On Friday, the US data showed that the University of Michigan’s Consumer Sentiment Index improved to 72.6 in July from 64.4 in June. The one-year inflation outlook of the survey edged higher to 3.4% from 3.3% and the 5-year inflation outlook ticked up to 3.1% from 3%. These figures helped the USD shake off the selling pressure ahead of the weekend and limited GBP/USD’s upside.
Week ahead: UK inflation and US Retail Sales data in focus
Following a blockbuster week data-wise, Pound Sterling traders look forward to another busy week, as the CPI inflation data from the United Kingdom is set to rock GBP/USD.
The week kicks off with a bunch of business activity data from China on Monday, which could set a risk theme for the week ahead, impacting the valuations surrounding the safe-haven US Dollar.
Tuesday will feature the United States Retail Sales report, followed by the Industrial Production data and a few other minority releases. From the UK side, BoE policymaker Dave Ramsden is due to speak about quantitative tightening at the Money Macro and Finance Society in London.
The UK CPI data will stand out on Wednesday, which will likely have major implications on the BoE’s rate hike outlook, in turn, on the British Pound. Meanwhile, the US docket will see the release of the Housing Starts and Building Permits data.
The BoE will publish its Quarterly Bulletin on Thursday, but it is unlikely to have any relevant market impact. It will be the usual weekly Jobless Claims from the US on Thursday, followed by the Existing Home Sales report.
On the final trading day of the week, the UK Retail Sales data will likely make up for an empty US calendar.
GBP/USD: Technical outlook
GBP/USD confirmed a descending triangle breakout last Friday and, therefore, witnessed a major extension to the upside after the technical breakout.
However, further upside appears elusive heading into a new week, as the 14-day Relative Strength Index (RSI) hovers within the overbought territory while Pound Sterling buyers face stiff resistance near the 1.3150 psychological level, near where the April 14 2022 high aligns.
If the pair manages to surpass the latter on a sustained basis, the next resistance at the March 23 high of 1.3298 will be tested. Ahead of that, the 1.3200 round figure could emerge as a tough nut to crack for GBP/USD optimists.
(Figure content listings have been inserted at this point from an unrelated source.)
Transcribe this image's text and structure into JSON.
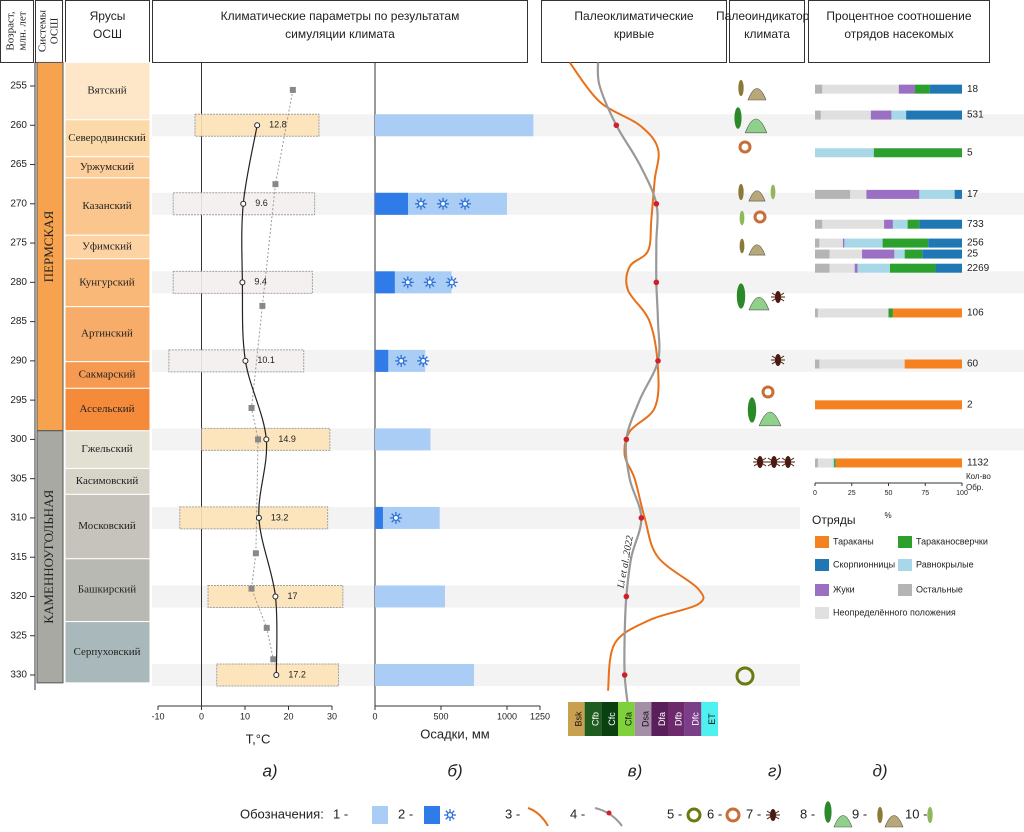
{
  "headers": {
    "age": [
      "Возраст,",
      "млн. лет"
    ],
    "systems": [
      "Системы",
      "ОСШ"
    ],
    "stages": [
      "Ярусы",
      "ОСШ"
    ],
    "climate": [
      "Климатические параметры по результатам",
      "симуляции климата"
    ],
    "curves": [
      "Палеоклиматические",
      "кривые"
    ],
    "indicators": [
      "Палеоиндикаторы",
      "климата"
    ],
    "insects": [
      "Процентное соотношение",
      "отрядов насекомых"
    ]
  },
  "age_axis": {
    "ylim": [
      255,
      330
    ],
    "yticks": [
      255,
      260,
      265,
      270,
      275,
      280,
      285,
      290,
      295,
      300,
      305,
      310,
      315,
      320,
      325,
      330
    ]
  },
  "systems": [
    {
      "name": "ПЕРМСКАЯ",
      "age_top": 252,
      "age_bottom": 298.9,
      "color": "#f7a24e"
    },
    {
      "name": "КАМЕННОУГОЛЬНАЯ",
      "age_top": 298.9,
      "age_bottom": 331,
      "color": "#a9a9a4"
    }
  ],
  "stages": [
    {
      "name": "Вятский",
      "age_top": 252,
      "age_bottom": 259.3,
      "color": "#fde7c8"
    },
    {
      "name": "Северодвинский",
      "age_top": 259.3,
      "age_bottom": 264,
      "color": "#fbd9a8"
    },
    {
      "name": "Уржумский",
      "age_top": 264,
      "age_bottom": 266.7,
      "color": "#fccf9d"
    },
    {
      "name": "Казанский",
      "age_top": 266.7,
      "age_bottom": 274,
      "color": "#fbc68e"
    },
    {
      "name": "Уфимский",
      "age_top": 274,
      "age_bottom": 277,
      "color": "#fdd3a4"
    },
    {
      "name": "Кунгурский",
      "age_top": 277,
      "age_bottom": 283.1,
      "color": "#f9b877"
    },
    {
      "name": "Артинский",
      "age_top": 283.1,
      "age_bottom": 290.1,
      "color": "#f8ac6a"
    },
    {
      "name": "Сакмарский",
      "age_top": 290.1,
      "age_bottom": 293.5,
      "color": "#f69a52"
    },
    {
      "name": "Ассельский",
      "age_top": 293.5,
      "age_bottom": 298.9,
      "color": "#f48a3a"
    },
    {
      "name": "Гжельский",
      "age_top": 298.9,
      "age_bottom": 303.7,
      "color": "#e2e0d3"
    },
    {
      "name": "Касимовский",
      "age_top": 303.7,
      "age_bottom": 307,
      "color": "#d6d4c8"
    },
    {
      "name": "Московский",
      "age_top": 307,
      "age_bottom": 315.2,
      "color": "#c5c3bb"
    },
    {
      "name": "Башкирский",
      "age_top": 315.2,
      "age_bottom": 323.2,
      "color": "#b8b9b3"
    },
    {
      "name": "Серпуховский",
      "age_top": 323.2,
      "age_bottom": 331,
      "color": "#a9b8ba"
    }
  ],
  "temperature": {
    "xlim": [
      -10,
      30
    ],
    "xticks": [
      -10,
      0,
      10,
      20,
      30
    ],
    "xlabel": "T,°C",
    "ages": [
      260,
      270,
      280,
      290,
      300,
      310,
      320,
      330
    ],
    "values": [
      12.8,
      9.6,
      9.4,
      10.1,
      14.9,
      13.2,
      17,
      17.2
    ],
    "ranges": [
      [
        -1.5,
        27
      ],
      [
        -6.5,
        26
      ],
      [
        -6.5,
        25.5
      ],
      [
        -7.5,
        23.5
      ],
      [
        0,
        29.5
      ],
      [
        -5,
        29
      ],
      [
        1.5,
        32.5
      ],
      [
        3.5,
        31.5
      ]
    ],
    "dashed": {
      "ages": [
        255.5,
        267.5,
        283,
        296,
        300,
        314.5,
        319,
        324,
        328
      ],
      "values": [
        21,
        17,
        14,
        11.5,
        13,
        12.5,
        11.5,
        15,
        16.5
      ]
    }
  },
  "precipitation": {
    "xlim": [
      0,
      1250
    ],
    "xticks": [
      0,
      500,
      1000,
      1250
    ],
    "xlabel": "Осадки, мм",
    "ages": [
      260,
      270,
      280,
      290,
      300,
      310,
      320,
      330
    ],
    "values": [
      1200,
      1000,
      580,
      380,
      420,
      490,
      530,
      750
    ],
    "snow_values": [
      null,
      250,
      150,
      100,
      null,
      60,
      null,
      null
    ],
    "snowflakes": [
      0,
      3,
      3,
      2,
      0,
      1,
      0,
      0
    ]
  },
  "curves": {
    "xlim": [
      0,
      9
    ],
    "gray": {
      "ages": [
        252,
        255,
        260,
        265,
        270,
        275,
        280,
        285,
        290,
        295,
        300,
        305,
        310,
        315,
        320,
        325,
        330,
        334
      ],
      "values": [
        1.8,
        1.9,
        2.9,
        4.3,
        5.3,
        5.3,
        5.3,
        5.4,
        5.4,
        4.3,
        3.5,
        3.7,
        4.4,
        3.8,
        3.5,
        3.4,
        3.4,
        3.6
      ]
    },
    "orange": {
      "ages": [
        252,
        257,
        260,
        263,
        267,
        272,
        276,
        278,
        281,
        285,
        291,
        296,
        299,
        302,
        305,
        310,
        315,
        319,
        321,
        323,
        326,
        332
      ],
      "values": [
        0.1,
        1.9,
        4.3,
        5.4,
        5.2,
        5.0,
        4.8,
        3.7,
        3.6,
        4.9,
        5.4,
        5.2,
        3.7,
        3.4,
        4.0,
        4.6,
        5.4,
        7.8,
        7.8,
        4.9,
        2.8,
        2.4
      ]
    },
    "citation": "Li et al.,2022"
  },
  "koppen": {
    "classes": [
      "Bsk",
      "Cfb",
      "Cfc",
      "Cfa",
      "Dsa",
      "Dfa",
      "Dfb",
      "Dfc",
      "ET"
    ],
    "colors": [
      "#c8a050",
      "#1f5c1f",
      "#0a4010",
      "#7fd13b",
      "#a58fa8",
      "#5a1f5a",
      "#6c2a6c",
      "#7b3f8a",
      "#4ff0f0"
    ]
  },
  "insects": {
    "xlim": [
      0,
      100
    ],
    "xticks": [
      0,
      25,
      50,
      75,
      100
    ],
    "xlabel": "%",
    "count_label": [
      "Кол-во",
      "Обр."
    ],
    "legend_title": "Отряды",
    "ages": [
      255.4,
      258.7,
      263.5,
      268.8,
      272.6,
      275,
      276.4,
      278.2,
      283.9,
      290.4,
      295.6,
      303
    ],
    "counts": [
      18,
      531,
      5,
      17,
      733,
      256,
      25,
      2269,
      106,
      60,
      2,
      1132
    ],
    "series": [
      {
        "name": "Остальные",
        "color": "#b4b4b4",
        "values": [
          5,
          4,
          0,
          24,
          5,
          3,
          10,
          10,
          2,
          3,
          0,
          2
        ]
      },
      {
        "name": "Неопределённого положения",
        "color": "#e0e0e0",
        "values": [
          52,
          34,
          0,
          11,
          42,
          16,
          22,
          17,
          48,
          58,
          0,
          10
        ]
      },
      {
        "name": "Жуки",
        "color": "#9b6fc4",
        "values": [
          11,
          14,
          0,
          36,
          6,
          1,
          22,
          2,
          0,
          0,
          0,
          0
        ]
      },
      {
        "name": "Равнокрылые",
        "color": "#a8d8e8",
        "values": [
          0,
          10,
          40,
          24,
          10,
          26,
          7,
          22,
          0,
          0,
          0,
          1
        ]
      },
      {
        "name": "Тараканосверчки",
        "color": "#2ca02c",
        "values": [
          10,
          0,
          60,
          0,
          8,
          31,
          12,
          31,
          3,
          0,
          0,
          1
        ]
      },
      {
        "name": "Скорпионницы",
        "color": "#1f77b4",
        "values": [
          22,
          38,
          0,
          5,
          29,
          23,
          27,
          18,
          0,
          0,
          0,
          0
        ]
      },
      {
        "name": "Тараканы",
        "color": "#f58220",
        "values": [
          0,
          0,
          0,
          0,
          0,
          0,
          0,
          0,
          47,
          39,
          100,
          86
        ]
      }
    ]
  },
  "panel_labels": [
    "а)",
    "б)",
    "в)",
    "г)",
    "д)"
  ],
  "legend": {
    "title": "Обозначения:",
    "items": [
      "1 -",
      "2 -",
      "3 -",
      "4 -",
      "5 -",
      "6 -",
      "7 -",
      "8 -",
      "9 -",
      "10 -"
    ]
  }
}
Alternatively, any retracement in the GBP/USD pair could meet initial demand at the critical 1.3000 resistance-turned-support, below which a deeper correction toward the 1.2850 region cannot be ruled out.
The last line of defense for Cable buyers is envisioned at the bullish 21-Daily Moving Average (DMA) at 1.2797.
GBP/USD sentiment poll
The FXStreet Forecast Poll shows GBP/USD moved way beyond market expectations, as the pair hovers around 1.3100 by the end of the week, far above the weekly low of 1.2749. Bears jump from 50% in the weekly view to 79% in the monthly perspective and stand at 70% in the quarterly view, with bulls then barely reaching 10%.
However, the Overview chart shows that the weekly and monthly moving average maintain their upward slopes, although strength fades in time. In the quarterly perspective, most bets accumulate in the 1.2500/1.3000 price zone.